If the statistics can be believed, the mortality rate for eating disorders is worsening.

It is with this background, despite these harsh facts, that some people are attempting to legitimize end of life options for Severe and Enduring Anorexia.

Seriously. What criteria and protocol would be utilized to establish that which constitutes the highest level of treatment care before patients are welcomed into the warm embrace of death? Some pro PAS professionals may even look upon death as not being a failure or even a bad outcome.

How many years would a patient have to be afflicted with Severe and Enduring Anorexia before a death protocol is appropriate for them?

What objective testing exists to determine brain atrophy? Testing which would give more objective evidence showing that a patient either has or does not have the capacity to make life and death decisions?

As it is, no state has set forth any minimum, objective biological standards which must be met before a death protocol is made available for patients suffering from mental health issues.

With many biological based, somatic diseases such as cancer, objective testing and decades of research support a medical finding that death is inevitable.

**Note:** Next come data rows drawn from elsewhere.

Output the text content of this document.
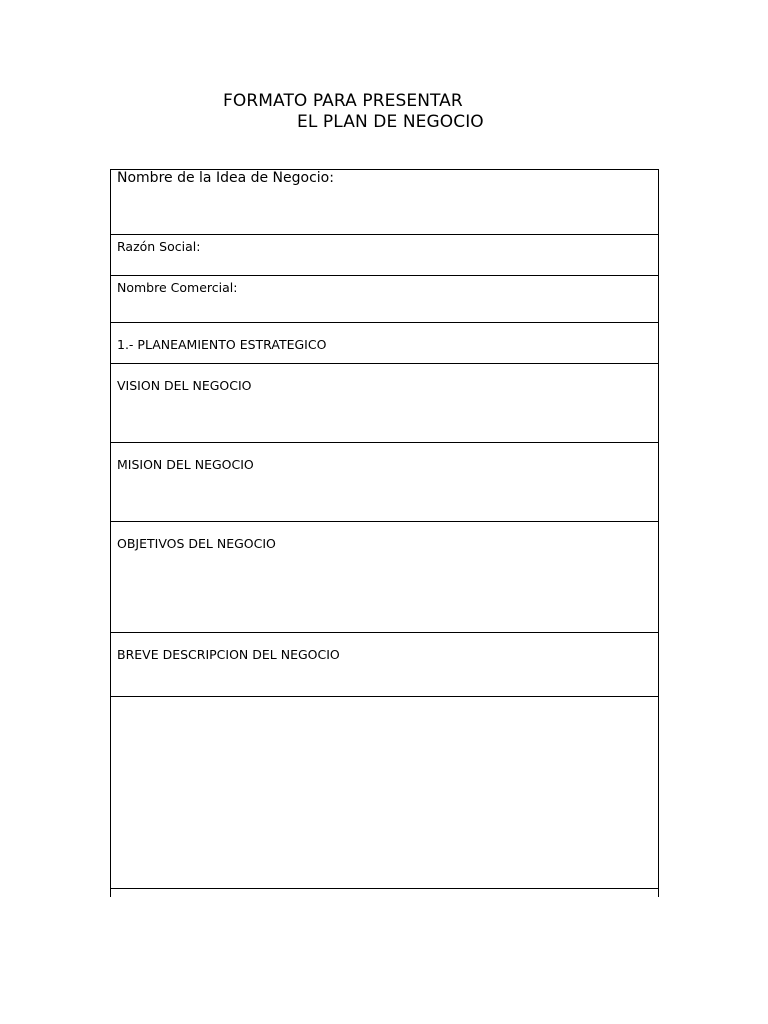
FORMATO PARA PRESENTAR
EL PLAN DE NEGOCIO
Nombre de la Idea de Negocio:
Razón Social:
Nombre Comercial:
1.- PLANEAMIENTO ESTRATEGICO
VISION DEL NEGOCIO
MISION DEL NEGOCIO
OBJETIVOS DEL NEGOCIO
BREVE DESCRIPCION DEL NEGOCIO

And as a compassionate society, Medical Aid in Dying, with effective oversight and clear protocols, very well may be in humanity’s best interest.

However, with Physician Assisted Suicide for mental health issues, because of the dearth of medically objective criteria, the diagnosis of “terminal” is based not so much on whether a patient will die, but how they will die.  

That patient’s death may not be pending, may not occur soon and may not be inevitable. That is the heart of Physician Assisted Suicide. Besides subjective criteria experienced by some mental health providers, there appears to be no medically recognized protocols or standards supporting those person’s views.  That is not and should not be acceptable.

For the treatment of Severe and Enduring Anorexia, the brightest and the best medical and mental health doctors cannot collaborate and come up with treatment standards utilizing the latest technological and science-based knowledge and innovation. There are no protocols to preserve life.

When the community cannot come up with and implement a legitimate, generally accepted protocol for life, how can anyone seriously consider a protocol for death?